One hahaha, two hahaha, three hahaha…

(Picture of Count von Count taken from from noticingappeals.com)

I just posted a working copy of a paper my co-authors and I received our proofs for today, over at academia.edu: http://bit.ly/1qLRzVY, entitled “Count-based Research in Management: Suggestions for improvement”, by Dane Blevins, Eric Tsang, and me!

Counts of events are frequently used as outcome variables in a wide range of disciplines, including strategic management and OB. For example, the number of patents obtained could be an outcome of interest to researchers in either camp, and things like number of acquisitions, or number of corporate board interlocks could be of interest to a strategic management researcher. Even to a humble industrial psychologist, such as myself, a count of words or lines of code written might be an interesting index of performance/effectiveness.

The most basic way to approach counts (which are naturally bounded below by 0, and only take on integer values) is to use the Poisson distribution (named for Simeon Denis Poisson, one of the all-time great names for a mathematician).
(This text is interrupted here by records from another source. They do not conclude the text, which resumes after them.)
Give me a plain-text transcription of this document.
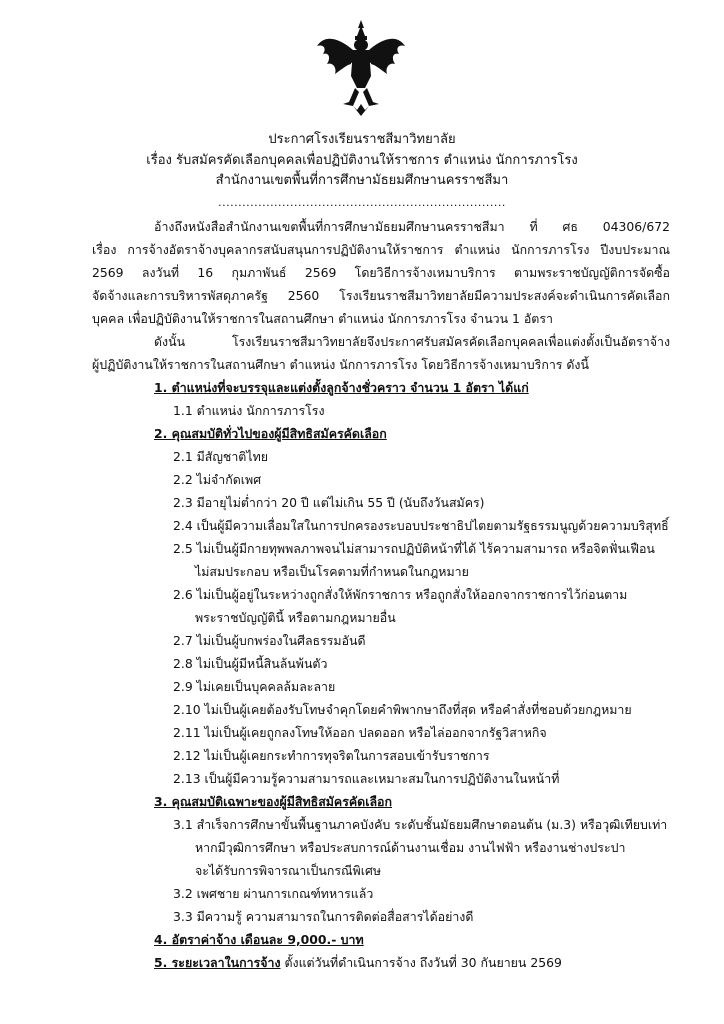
ประกาศโรงเรียนราชสีมาวิทยาลัย
เรื่อง รับสมัครคัดเลือกบุคคลเพื่อปฏิบัติงานให้ราชการ ตำแหน่ง นักการภารโรง
สำนักงานเขตพื้นที่การศึกษามัธยมศึกษานครราชสีมา
........................................................................
อ้างถึงหนังสือสำนักงานเขตพื้นที่การศึกษามัธยมศึกษานครราชสีมา ที่ ศธ 04306/672
เรื่อง การจ้างอัตราจ้างบุคลากรสนับสนุนการปฏิบัติงานให้ราชการ ตำแหน่ง นักการภารโรง ปีงบประมาณ
2569 ลงวันที่ 16 กุมภาพันธ์ 2569 โดยวิธีการจ้างเหมาบริการ ตามพระราชบัญญัติการจัดซื้อ
จัดจ้างและการบริหารพัสดุภาครัฐ 2560 โรงเรียนราชสีมาวิทยาลัยมีความประสงค์จะดำเนินการคัดเลือก
บุคคล เพื่อปฏิบัติงานให้ราชการในสถานศึกษา ตำแหน่ง นักการภารโรง จำนวน 1 อัตรา
ดังนั้น โรงเรียนราชสีมาวิทยาลัยจึงประกาศรับสมัครคัดเลือกบุคคลเพื่อแต่งตั้งเป็นอัตราจ้าง
ผู้ปฏิบัติงานให้ราชการในสถานศึกษา ตำแหน่ง นักการภารโรง โดยวิธีการจ้างเหมาบริการ ดังนี้
1. ตำแหน่งที่จะบรรจุและแต่งตั้งลูกจ้างชั่วคราว จำนวน 1 อัตรา ได้แก่
1.1 ตำแหน่ง นักการภารโรง
2. คุณสมบัติทั่วไปของผู้มีสิทธิสมัครคัดเลือก
2.1 มีสัญชาติไทย
2.2 ไม่จำกัดเพศ
2.3 มีอายุไม่ต่ำกว่า 20 ปี แต่ไม่เกิน 55 ปี (นับถึงวันสมัคร)
2.4 เป็นผู้มีความเลื่อมใสในการปกครองระบอบประชาธิปไตยตามรัฐธรรมนูญด้วยความบริสุทธิ์
2.5 ไม่เป็นผู้มีกายทุพพลภาพจนไม่สามารถปฏิบัติหน้าที่ได้ ไร้ความสามารถ หรือจิตฟั่นเฟือน
ไม่สมประกอบ หรือเป็นโรคตามที่กำหนดในกฎหมาย
2.6 ไม่เป็นผู้อยู่ในระหว่างถูกสั่งให้พักราชการ หรือถูกสั่งให้ออกจากราชการไว้ก่อนตาม
พระราชบัญญัตินี้ หรือตามกฎหมายอื่น
2.7 ไม่เป็นผู้บกพร่องในศีลธรรมอันดี
2.8 ไม่เป็นผู้มีหนี้สินล้นพ้นตัว
2.9 ไม่เคยเป็นบุคคลล้มละลาย
2.10 ไม่เป็นผู้เคยต้องรับโทษจำคุกโดยคำพิพากษาถึงที่สุด หรือคำสั่งที่ชอบด้วยกฎหมาย
2.11 ไม่เป็นผู้เคยถูกลงโทษให้ออก ปลดออก หรือไล่ออกจากรัฐวิสาหกิจ
2.12 ไม่เป็นผู้เคยกระทำการทุจริตในการสอบเข้ารับราชการ
2.13 เป็นผู้มีความรู้ความสามารถและเหมาะสมในการปฏิบัติงานในหน้าที่
3. คุณสมบัติเฉพาะของผู้มีสิทธิสมัครคัดเลือก
3.1 สำเร็จการศึกษาขั้นพื้นฐานภาคบังคับ ระดับชั้นมัธยมศึกษาตอนต้น (ม.3) หรือวุฒิเทียบเท่า
หากมีวุฒิการศึกษา หรือประสบการณ์ด้านงานเชื่อม งานไฟฟ้า หรืองานช่างประปา
จะได้รับการพิจารณาเป็นกรณีพิเศษ
3.2 เพศชาย ผ่านการเกณฑ์ทหารแล้ว
3.3 มีความรู้ ความสามารถในการติดต่อสื่อสารได้อย่างดี
4. อัตราค่าจ้าง เดือนละ 9,000.- บาท
5. ระยะเวลาในการจ้าง ตั้งแต่วันที่ดำเนินการจ้าง ถึงวันที่ 30 กันยายน 2569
The Poisson distribution works quite well in dealing with those two conditions, but it imposes a pretty strict assumption that the variance of the data is equal to the mean of the data. When this isn’t the case, Poisson models can give some pretty spectacularly bad results. And real data is almost *always* over-dispersed relative to the basic Poisson.

In general, researchers are better off using the negative binomial as a default. This distribution is sometimes called the Gamma-Poisson, because it can be thought of this way: for data y_1, …, y_n distributed as negative binomial can be modeled with Poisson rate parameters lambda_1, …, lambda_n which are drawn from an underlying gamma distribution with parameters alpha and beta. Using these two parameters allows the data to show more variability than the Poisson allows. In this way, the negative binomial can be thought of as a “robust” version of the Poisson–it tolerates greater variability.

In addition, the kind of data that management researchers encounter often have a substantial number of zeros, more than these basic models allow for. This can sometimes be accounted for using zero-inflated models, which, basically, blend a logistic model predicting “structural” zeros versus the count data model (Poisson or negative binomial).

Our paper goes through a number of examples and uses a simulation study to help researchers figure out when to use one model versus another. We even provide a little decision tree figure to help make it even easier!